L’organisation Article 19 considère que la circulaire n. 4 en date du 16 janvier 2017 émise par le Président du Gouvernement régissant le travail des cellules d’information et de communication relevant des ministères, des institutions et des entreprises étatiques constitue une atteinte au droit d’accès à l’information puisque son premier point va à l’encontre des dispositions de l’article 32 de la Constitution Tunisienne et du Décret n.41/2011 relatif à l’accès aux documents administratifs des structures publiques, mais également des dispositions de la nouvelle loi n.22/2016 en date du 24 mars 2016 concernant le droit d’accès à l’information.
Saloua Ghazouani, Directrice du bureau d’Article 19 en Tunisie considère que « cette circulaire représente un danger contre la liberté d’expression et d’information en Tunisie et pourrait entraver le travail des journalistes et restreindre le libre accès des citoyens aux informations concernant la gestion des entités publiques ».
Article 19 considère qu’il ne faut pas que la régulation des cellules d’information et de communication serve d’alibi pour restreindre les libertés et pour entraver le travail des journalistes. Dans ce cadre, Article 19 pense que toute régulation de la communication gouvernementale devrait prendre en compte les dispositions constitutionnelles, dont en particulier l’article 32 qui confirme la responsabilité de l’Etat à garantir le droit à l’information et à d’accès aux données, et des engagements de la République Tunisienne envers le Droit International. Le texte de cette circulaire ne doit en aucun cas être contraire aux textes de loi en vigueur dans ce domaine comme il ne doit pas restreindre les droits et libertés et leur pratique, ce qui constitue une atteinte à l’article 49 de la nouvelle constitution tunisienne.
Outre les dépassements légaux qui y sont contenus, cette circulaire pose un problème de par sa symbolique. En fait, une année est passée depuis l’adoption de la nouvelle loi organique concernant le droit d’accès à l’information, mais les décrets d’application de cette loi ne sont pas encore prêts et la commission d’accès à l’information prévue par la loi n’a pas encore été constituée alors qu’elle devrait être opérationnelle au plus tard en mars prochain.
« La plupart des structures publiques n’ont pas encore mis à exécution les dispositions de la loi quant à leurs engagements relatifs à la publication volontaire d’informations, de données et de documents, ou de réponse à des demandes d’accès aux informations. Pour répondre à cela, il fallait publier une circulaire incitant les fonctionnaires à respecter la loi et entériner ce droit et non les encourager à entraver et restreindre l’accès à l’information ou à dissimuler des données qui devraient au contraire être publiées volontairement.
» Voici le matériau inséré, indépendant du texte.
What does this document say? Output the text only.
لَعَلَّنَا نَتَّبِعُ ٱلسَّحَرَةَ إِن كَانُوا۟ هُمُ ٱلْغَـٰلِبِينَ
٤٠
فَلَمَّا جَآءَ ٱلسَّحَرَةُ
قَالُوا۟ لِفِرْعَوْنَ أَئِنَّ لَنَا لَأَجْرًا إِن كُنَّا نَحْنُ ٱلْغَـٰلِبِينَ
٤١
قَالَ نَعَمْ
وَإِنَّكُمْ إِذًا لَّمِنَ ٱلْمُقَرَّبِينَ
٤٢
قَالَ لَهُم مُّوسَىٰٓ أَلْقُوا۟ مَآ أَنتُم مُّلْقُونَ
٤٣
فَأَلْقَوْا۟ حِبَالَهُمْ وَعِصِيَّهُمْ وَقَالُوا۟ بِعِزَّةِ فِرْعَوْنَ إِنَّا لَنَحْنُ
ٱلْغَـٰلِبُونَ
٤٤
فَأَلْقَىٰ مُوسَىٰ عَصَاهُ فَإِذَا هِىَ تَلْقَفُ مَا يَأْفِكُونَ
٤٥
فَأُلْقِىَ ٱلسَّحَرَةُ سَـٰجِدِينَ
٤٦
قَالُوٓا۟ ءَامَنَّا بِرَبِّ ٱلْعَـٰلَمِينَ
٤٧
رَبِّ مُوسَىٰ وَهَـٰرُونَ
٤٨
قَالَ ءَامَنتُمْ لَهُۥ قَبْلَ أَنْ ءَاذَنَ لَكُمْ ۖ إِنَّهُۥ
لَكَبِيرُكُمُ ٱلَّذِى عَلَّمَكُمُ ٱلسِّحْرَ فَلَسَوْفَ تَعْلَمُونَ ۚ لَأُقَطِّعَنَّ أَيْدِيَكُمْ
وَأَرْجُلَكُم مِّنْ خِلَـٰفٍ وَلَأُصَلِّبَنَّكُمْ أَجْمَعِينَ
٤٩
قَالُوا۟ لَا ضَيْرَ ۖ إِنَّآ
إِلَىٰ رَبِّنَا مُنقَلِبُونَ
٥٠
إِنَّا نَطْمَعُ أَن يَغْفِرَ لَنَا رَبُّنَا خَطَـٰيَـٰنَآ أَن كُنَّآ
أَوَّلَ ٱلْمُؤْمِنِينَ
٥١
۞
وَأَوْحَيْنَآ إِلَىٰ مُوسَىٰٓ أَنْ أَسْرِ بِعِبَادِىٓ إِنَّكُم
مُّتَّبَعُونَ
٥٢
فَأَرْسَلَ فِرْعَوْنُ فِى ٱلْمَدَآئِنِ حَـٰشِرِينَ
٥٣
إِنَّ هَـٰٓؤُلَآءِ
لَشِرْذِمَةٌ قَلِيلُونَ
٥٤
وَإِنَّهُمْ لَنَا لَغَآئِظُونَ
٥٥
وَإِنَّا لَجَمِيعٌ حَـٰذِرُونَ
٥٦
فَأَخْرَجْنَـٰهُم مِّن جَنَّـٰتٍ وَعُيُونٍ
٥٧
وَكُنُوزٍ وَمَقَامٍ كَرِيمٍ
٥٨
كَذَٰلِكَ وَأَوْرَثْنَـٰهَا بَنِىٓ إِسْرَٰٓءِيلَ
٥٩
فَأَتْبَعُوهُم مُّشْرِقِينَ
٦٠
Ceci pose des questions sur l’existence d’une réelle volonté politique pour garantir ce droit » a ajouté Saloua Ghazouani.
Article 19 soutient l’appel des composantes de la société civile et des médias à retirer cette circulaire et demande au gouvernement tunisien de faire preuve d’un engagement positif pour renforcer le droit d’accès à l’information en mettant en œuvre la loi organique par l’émission des textes d’application et la mise en place de la commission d’accès à l’information dans les délais prescrits par la loi, et en lui fournissant tous les moyens et toutes les facilités pour la bonne exécution de sa mission.
Il est à noter que cette circulaire a demandé dans son premier point aux fonctionnaires publics de refuser de « faire des déclarations ou des interventions ou de publier ou divulguer des informations ou des documents officiels à travers la presse ou d’autres moyens d’information sur des sujets relatifs à leurs fonctions ou aux structures publiques où ils travaillent sans l’autorisation préalable et explicite de leurs chefs hiérarchiques ou des chefs des structures qui les emploient ». Ceci représente une violation de l’un des droits reconnus immédiatement après la Révolution de 2011 à travers la promulgation du décret n.41/2011 relatif à l’accès aux documents administratifs des structures publiques, plus tard renforcé pour devenir un droit constitutionnel en 2014. Son champ d’application s’est ensuite élargi et ses garanties ont été davantage renforcées après la ratification de la nouvelle loi organique n. 22/2016 en date du 24 mars 2016 relative au droit d’accès à l’information. La publication de cette circulaire a suscité un grand débat au sein de l’opinion publique tunisienne et une désapprobation considérable de la part des journalistes, des défenseurs des droits de l’homme et des activistes de la société civile à cause des vraies raisons de sa publication et de l’ambiguïté de ses dispositions.